Asset Management

Guest Article: Election Bringing Winds Of Change To Russia?

Javier Garcia Swiss & Global Asset Management Fund manager 22 February 2012

Guest Article: Election Bringing Winds Of Change To Russia?

Editor's note: Javier Garcia, fund manager of the JB Russia Fund at Swiss & Global Asset Management, gives his views on the forthcoming presidential elections in Russia and the likely investment and economic implications. We are grateful to to Swiss & Global for this opinion piece. 

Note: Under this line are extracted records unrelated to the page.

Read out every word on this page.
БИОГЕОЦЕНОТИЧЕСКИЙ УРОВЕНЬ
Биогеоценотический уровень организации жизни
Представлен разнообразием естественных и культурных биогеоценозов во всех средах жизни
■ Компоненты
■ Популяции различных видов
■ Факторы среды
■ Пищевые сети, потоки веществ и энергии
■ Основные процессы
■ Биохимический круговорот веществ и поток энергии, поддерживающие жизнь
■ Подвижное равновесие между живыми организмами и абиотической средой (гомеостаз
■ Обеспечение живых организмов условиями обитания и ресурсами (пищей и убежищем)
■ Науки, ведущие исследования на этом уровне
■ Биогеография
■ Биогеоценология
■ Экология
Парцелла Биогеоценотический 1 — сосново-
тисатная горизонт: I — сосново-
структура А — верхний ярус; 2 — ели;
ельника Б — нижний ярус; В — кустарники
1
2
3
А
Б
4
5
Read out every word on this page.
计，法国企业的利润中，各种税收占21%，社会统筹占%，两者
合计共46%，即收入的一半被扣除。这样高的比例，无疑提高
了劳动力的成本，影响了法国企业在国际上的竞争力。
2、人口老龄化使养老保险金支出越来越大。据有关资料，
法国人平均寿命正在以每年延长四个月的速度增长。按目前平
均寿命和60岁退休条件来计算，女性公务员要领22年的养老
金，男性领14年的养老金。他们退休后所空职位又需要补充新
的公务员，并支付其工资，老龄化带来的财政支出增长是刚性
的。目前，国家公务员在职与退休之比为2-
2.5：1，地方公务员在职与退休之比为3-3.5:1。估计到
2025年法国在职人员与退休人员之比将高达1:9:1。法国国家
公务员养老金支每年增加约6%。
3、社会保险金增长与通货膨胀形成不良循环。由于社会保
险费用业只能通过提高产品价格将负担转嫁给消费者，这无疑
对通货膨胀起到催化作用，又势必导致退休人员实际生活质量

Despite the poor showing in the Russian parliamentary elections in December and the subsequent political unrest, after a four-year hiatus Vladimir Putin will, in all probability, be re-elected as president in March. That said, the current prime minister must expect to face stronger resistance from the opposition forces in Russia compared with his previous two terms in office. The Russian people have apparently had enough of the ubiquitous corruption. In the index compiled by the anti-corruption organisation Transparency International, Russia ranks 143rd out of 180 countries analysed, together with Uganda and Nigeria. Even if Putin returns as president, he will do so against the backdrop of ongoing criticism from his opponents.

However, this can only be good news for Russia’s development in terms of economic policy. This time around, Putin’s “United Russia” party will finally be forced to decisively tackle the massive economic challenges that the country unquestionably faces. For example, Russia is very dependent on a high oil price: at present nearly 40 per cent of the national budget is financed by revenues from the oil business. Added to this, necessary infrastructure investment will mean Russia will have a fiscal deficit over the medium term, and this will have to be funded via privatisation, foreign direct investment or higher national debt. As regards the latter, Russia has one of the lowest levels of debt in the world.

The outcome of the elections should have only a modest impact on the equity markets. Investors’ expectations are generally very low, and a lot of negative news has already been priced in. With economic growth anticipated at around 4 per cent, there are opportunities on offer for investors in a number of different areas this year. Driven by the 2014 Winter Olympics in Sochi and the World Cup in 2018, infrastructure investment should have a positive impact on the construction sector and above all bolster Russia’s image over the long term. Companies with a globally competitive advantage are to be found in the steel, titanium and fertiliser industries, among others.

Russia’s consumer goods industry also holds long-term appeal for investors, one of the key factors here being the middle class that has been burgeoning for some years. The decisive component in the formation of this middle class is money. The average monthly per capita income in Russia is currently $900 – nearly half the European average. Secondly, the consumer goods sector is still far from being saturated. The car industry offers a good example of this. There are currently around 36 million cars in Russia, which means only one in four Russians owns a car. Compare that with Germany, where half the population owns their own car.

All in all, investors who are willing to take on risk will find good buying opportunities in Russia – the average price/earnings ratio for 2012 stands at 5.6, a discount of around 50 per cent on the average of the other emerging markets. Investors should focus their attention on companies with higher dividends and better corporate governance.

In saying this, it is important not to forget that amid all the bright spots there are shadows as well. Russia will remain a high-beta market, and will therefore be more volatile than others. Putin has also yet to respond to certain issues, such as judicial reform and legal security for international investors. One hopes that Putin understands the warning signals from the electorate, and that he will no longer be able to ignore the calls for economic policy reforms.

One further ray of hope comes with Russia joining the World Trade Organization, with the signing of the agreements in the first half of 2012 concluding this process. China enjoyed a surge in modernisation when it joined the WTO ten years ago, and Russia is well positioned to benefit from a similar effect.